- Serves: 6 to 8
- Ingredient Notes: Corn-free, Dairy-free, Egg-free, Peanut-free, Soy-free, Tree nut-free
- Each serving
- 324 cal
- 25g fat (3.6g sat)
- 5mg chol
- 756mg sodium
- 20.7g carb
- 1.9g fiber
- 5.9g protein
Ingredients
- 2 cups whole black olives, pitted
- 1 3/4 ounces canned anchovy fillets
- 1 tablespoon capers, drained
- 2 cloves garlic, crushed
- 1/4 cup finely chopped fresh basil
- Grated zest and juice of 1 lemon
- 3/4 cup extra virgin olive oil
- Salt and pepper, to taste
- 1 baguette, sliced
Directions
Preheat oven to 425° F.
Finely chop olives, anchovies and capers with a knife or food processor and place in a bowl.

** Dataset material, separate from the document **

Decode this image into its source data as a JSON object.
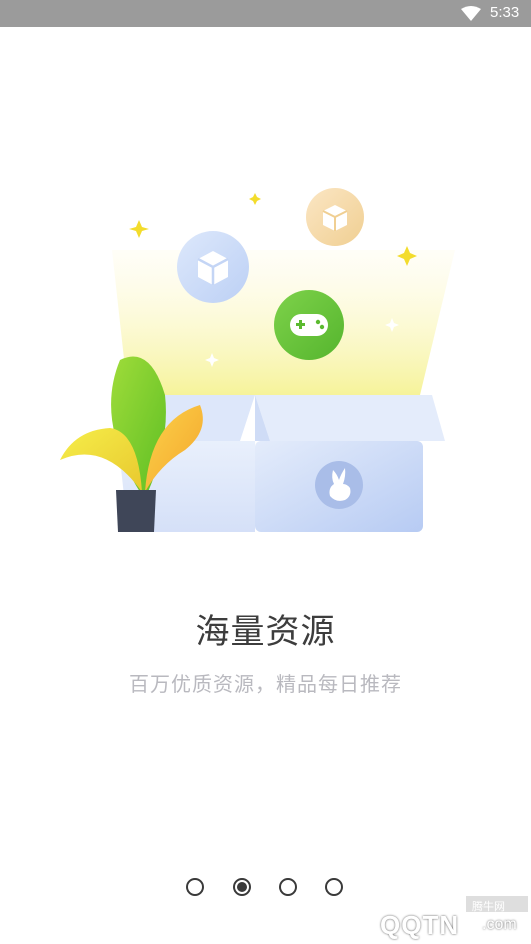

Add garlic, basil, lemon zest and juice. Stir in oil and season well with salt and pepper.
Place bread slices on a baking sheet and toast for 4 to 5 minutes. Turn each piece and toast for another 1 to 2 minutes, until golden and crisp.
Spread tapenade on toasted baguette slices and serve.